The remuneration policy aims to implement the guiding principles of a standardised approach in the application of remuneration practices within all the business units and functions of the Group through sustainable, high performance based on the organisational culture and aligning it with the Group’s approach to risk management.


The policy aims to provide competitive market-aligned remuneration balanced with the need for cost containment. The policy needs to be seen within the context of total rewards, which embraces all elements of employee value proposition for the Group including career and growth opportunities, recognition, culture and values, compensation, benefits and the work environment.

The remuneration of executives is determined on a cost‑to‑company basis and is subject to an annual review by the remuneration committee. Provident or pension fund and health care provision form part of the overall cost‑to‑company packages.


The remuneration policy is reviewed each year to ensure that the remuneration framework remains effective in supporting the achievement of the Company’s business objectives and remains in line with the best practice.

Awareness and understanding of the policy is the responsibility of each employee.


The term refers to the cost of basic salary and benefits. Annual increases are determined with reference to the level of an employee’s role, benchmarks and individual key performance.


The executive directors do not have fixed-term contracts but have permanent employment agreements with the Company.


The non-executive directors receive fees for serving on the Board and Board committees. The fees for non-executive directors are recommended by the remuneration committee to the Board for approval. The Board recommends the fees to shareholders for approval at the annual general meeting of the Company.

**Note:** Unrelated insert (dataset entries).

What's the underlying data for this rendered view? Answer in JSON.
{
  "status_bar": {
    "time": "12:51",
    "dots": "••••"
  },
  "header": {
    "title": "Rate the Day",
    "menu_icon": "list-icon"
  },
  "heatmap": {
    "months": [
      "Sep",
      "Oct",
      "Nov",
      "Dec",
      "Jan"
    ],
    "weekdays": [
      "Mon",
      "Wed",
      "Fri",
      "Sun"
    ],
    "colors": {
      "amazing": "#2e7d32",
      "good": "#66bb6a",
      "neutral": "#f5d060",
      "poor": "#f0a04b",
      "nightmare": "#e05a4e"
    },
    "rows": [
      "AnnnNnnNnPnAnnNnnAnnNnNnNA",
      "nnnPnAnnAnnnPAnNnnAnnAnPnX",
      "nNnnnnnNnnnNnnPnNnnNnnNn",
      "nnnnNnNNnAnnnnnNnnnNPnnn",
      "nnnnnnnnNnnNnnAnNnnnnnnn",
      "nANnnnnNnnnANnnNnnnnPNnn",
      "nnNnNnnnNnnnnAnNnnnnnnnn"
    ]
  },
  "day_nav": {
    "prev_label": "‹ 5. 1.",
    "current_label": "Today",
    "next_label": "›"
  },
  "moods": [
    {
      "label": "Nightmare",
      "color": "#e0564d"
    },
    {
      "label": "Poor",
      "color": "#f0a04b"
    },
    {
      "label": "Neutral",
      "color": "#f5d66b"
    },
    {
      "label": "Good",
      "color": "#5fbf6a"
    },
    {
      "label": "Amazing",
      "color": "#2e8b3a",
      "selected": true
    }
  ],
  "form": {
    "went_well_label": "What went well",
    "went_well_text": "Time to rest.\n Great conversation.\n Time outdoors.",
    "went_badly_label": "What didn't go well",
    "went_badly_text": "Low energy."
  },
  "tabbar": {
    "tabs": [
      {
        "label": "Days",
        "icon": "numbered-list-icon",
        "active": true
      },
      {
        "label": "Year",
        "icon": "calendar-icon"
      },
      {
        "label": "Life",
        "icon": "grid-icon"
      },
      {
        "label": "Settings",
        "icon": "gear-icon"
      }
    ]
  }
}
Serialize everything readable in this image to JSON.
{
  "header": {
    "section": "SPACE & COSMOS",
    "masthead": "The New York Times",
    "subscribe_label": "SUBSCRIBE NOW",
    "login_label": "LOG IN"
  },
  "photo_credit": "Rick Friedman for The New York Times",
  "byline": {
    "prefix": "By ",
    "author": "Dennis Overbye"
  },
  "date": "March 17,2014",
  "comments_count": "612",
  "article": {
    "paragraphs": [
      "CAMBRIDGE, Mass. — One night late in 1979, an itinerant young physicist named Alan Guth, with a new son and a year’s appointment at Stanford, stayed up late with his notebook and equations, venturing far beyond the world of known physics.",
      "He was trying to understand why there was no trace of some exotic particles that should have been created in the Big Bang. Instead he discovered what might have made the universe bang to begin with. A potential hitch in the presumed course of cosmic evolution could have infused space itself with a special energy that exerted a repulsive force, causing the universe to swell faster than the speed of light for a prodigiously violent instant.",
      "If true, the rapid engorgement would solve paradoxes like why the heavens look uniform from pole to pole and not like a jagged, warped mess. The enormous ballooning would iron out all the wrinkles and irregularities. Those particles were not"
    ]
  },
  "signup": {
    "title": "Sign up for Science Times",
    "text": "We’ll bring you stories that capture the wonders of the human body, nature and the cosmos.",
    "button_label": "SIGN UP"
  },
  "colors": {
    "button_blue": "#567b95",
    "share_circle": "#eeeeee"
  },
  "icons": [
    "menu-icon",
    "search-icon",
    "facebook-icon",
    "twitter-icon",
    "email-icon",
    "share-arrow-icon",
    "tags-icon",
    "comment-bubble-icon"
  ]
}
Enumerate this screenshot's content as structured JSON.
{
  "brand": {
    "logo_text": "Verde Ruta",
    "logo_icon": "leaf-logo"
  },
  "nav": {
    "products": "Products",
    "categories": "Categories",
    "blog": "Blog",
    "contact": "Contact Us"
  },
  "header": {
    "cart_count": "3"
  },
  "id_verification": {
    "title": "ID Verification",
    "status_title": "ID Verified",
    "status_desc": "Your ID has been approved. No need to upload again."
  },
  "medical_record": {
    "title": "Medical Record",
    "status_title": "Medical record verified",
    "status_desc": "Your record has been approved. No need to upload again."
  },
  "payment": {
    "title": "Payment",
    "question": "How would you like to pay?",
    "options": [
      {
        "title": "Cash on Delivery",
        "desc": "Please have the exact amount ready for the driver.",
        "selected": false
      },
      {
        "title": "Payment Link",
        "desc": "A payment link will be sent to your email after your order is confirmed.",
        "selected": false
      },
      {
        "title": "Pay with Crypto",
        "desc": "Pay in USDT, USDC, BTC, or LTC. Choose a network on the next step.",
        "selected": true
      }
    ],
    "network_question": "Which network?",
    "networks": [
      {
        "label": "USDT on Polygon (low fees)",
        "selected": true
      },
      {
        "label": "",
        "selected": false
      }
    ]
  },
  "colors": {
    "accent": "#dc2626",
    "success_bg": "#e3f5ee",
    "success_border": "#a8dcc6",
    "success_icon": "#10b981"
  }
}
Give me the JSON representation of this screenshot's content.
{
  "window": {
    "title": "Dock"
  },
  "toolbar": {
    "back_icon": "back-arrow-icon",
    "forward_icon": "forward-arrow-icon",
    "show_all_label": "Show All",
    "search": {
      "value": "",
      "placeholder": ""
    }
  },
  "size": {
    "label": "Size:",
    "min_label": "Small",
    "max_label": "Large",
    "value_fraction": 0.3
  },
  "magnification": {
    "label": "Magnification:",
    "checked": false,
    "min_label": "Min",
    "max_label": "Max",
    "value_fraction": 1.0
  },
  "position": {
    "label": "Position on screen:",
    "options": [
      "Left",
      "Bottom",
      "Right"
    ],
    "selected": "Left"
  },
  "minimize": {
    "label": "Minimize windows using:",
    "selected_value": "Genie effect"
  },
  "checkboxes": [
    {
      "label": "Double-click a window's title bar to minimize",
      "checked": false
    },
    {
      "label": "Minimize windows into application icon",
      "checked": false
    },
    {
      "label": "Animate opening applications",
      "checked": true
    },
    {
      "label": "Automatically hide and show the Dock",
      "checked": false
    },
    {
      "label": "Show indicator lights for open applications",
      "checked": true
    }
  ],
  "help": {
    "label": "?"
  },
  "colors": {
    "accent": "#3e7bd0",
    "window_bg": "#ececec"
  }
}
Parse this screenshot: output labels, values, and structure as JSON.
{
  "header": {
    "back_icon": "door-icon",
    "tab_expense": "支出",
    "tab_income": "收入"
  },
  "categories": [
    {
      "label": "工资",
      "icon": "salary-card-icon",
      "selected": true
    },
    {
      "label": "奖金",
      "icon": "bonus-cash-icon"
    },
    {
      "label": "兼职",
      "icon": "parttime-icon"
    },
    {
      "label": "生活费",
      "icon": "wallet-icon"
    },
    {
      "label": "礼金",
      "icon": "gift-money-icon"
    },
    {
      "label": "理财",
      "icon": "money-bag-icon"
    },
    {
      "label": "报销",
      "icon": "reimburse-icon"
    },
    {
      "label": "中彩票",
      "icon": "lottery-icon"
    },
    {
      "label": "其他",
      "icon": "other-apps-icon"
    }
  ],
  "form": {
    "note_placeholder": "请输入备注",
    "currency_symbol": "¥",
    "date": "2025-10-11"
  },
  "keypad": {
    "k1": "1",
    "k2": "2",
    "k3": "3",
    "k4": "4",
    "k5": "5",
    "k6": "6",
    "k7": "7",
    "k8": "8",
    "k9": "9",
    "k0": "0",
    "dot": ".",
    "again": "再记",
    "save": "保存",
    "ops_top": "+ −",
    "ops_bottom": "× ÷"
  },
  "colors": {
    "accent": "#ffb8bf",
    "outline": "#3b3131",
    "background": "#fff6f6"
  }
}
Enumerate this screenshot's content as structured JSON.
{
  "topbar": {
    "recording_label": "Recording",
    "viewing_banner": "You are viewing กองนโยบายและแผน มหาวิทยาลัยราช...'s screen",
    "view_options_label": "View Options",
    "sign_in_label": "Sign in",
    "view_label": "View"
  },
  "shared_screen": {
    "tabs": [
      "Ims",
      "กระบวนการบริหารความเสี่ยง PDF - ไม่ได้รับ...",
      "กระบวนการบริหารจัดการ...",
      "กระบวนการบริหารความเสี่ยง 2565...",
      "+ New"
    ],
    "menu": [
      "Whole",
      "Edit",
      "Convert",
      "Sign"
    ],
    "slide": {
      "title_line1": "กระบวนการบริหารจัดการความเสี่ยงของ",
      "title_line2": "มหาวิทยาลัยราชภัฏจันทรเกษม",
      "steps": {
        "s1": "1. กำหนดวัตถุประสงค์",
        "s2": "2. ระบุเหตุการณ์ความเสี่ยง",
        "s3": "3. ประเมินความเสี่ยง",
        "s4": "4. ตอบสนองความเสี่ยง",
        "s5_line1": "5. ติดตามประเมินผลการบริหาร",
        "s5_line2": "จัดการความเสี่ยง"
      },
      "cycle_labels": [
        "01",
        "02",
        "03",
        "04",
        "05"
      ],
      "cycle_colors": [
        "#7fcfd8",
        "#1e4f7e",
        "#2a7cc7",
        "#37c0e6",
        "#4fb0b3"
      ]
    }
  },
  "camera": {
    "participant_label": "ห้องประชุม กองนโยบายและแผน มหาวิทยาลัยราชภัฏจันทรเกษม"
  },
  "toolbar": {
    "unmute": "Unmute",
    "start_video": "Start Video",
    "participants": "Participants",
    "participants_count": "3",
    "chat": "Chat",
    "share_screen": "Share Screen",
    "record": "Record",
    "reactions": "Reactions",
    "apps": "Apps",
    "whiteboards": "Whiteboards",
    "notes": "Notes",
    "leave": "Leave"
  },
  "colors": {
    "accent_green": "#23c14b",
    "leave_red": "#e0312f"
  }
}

The purpose of succession planning is to ensure that plans are in place to develop potentially suitable candidates for the future. The focus also remains on the retention of key and critical skills in the Group.

A succession plan for executives, senior management and critical skill positions are reviewed annually as part of the management process. Included in this process is the succession plan for the chief executive officer and independent non-executive chairman of the Board.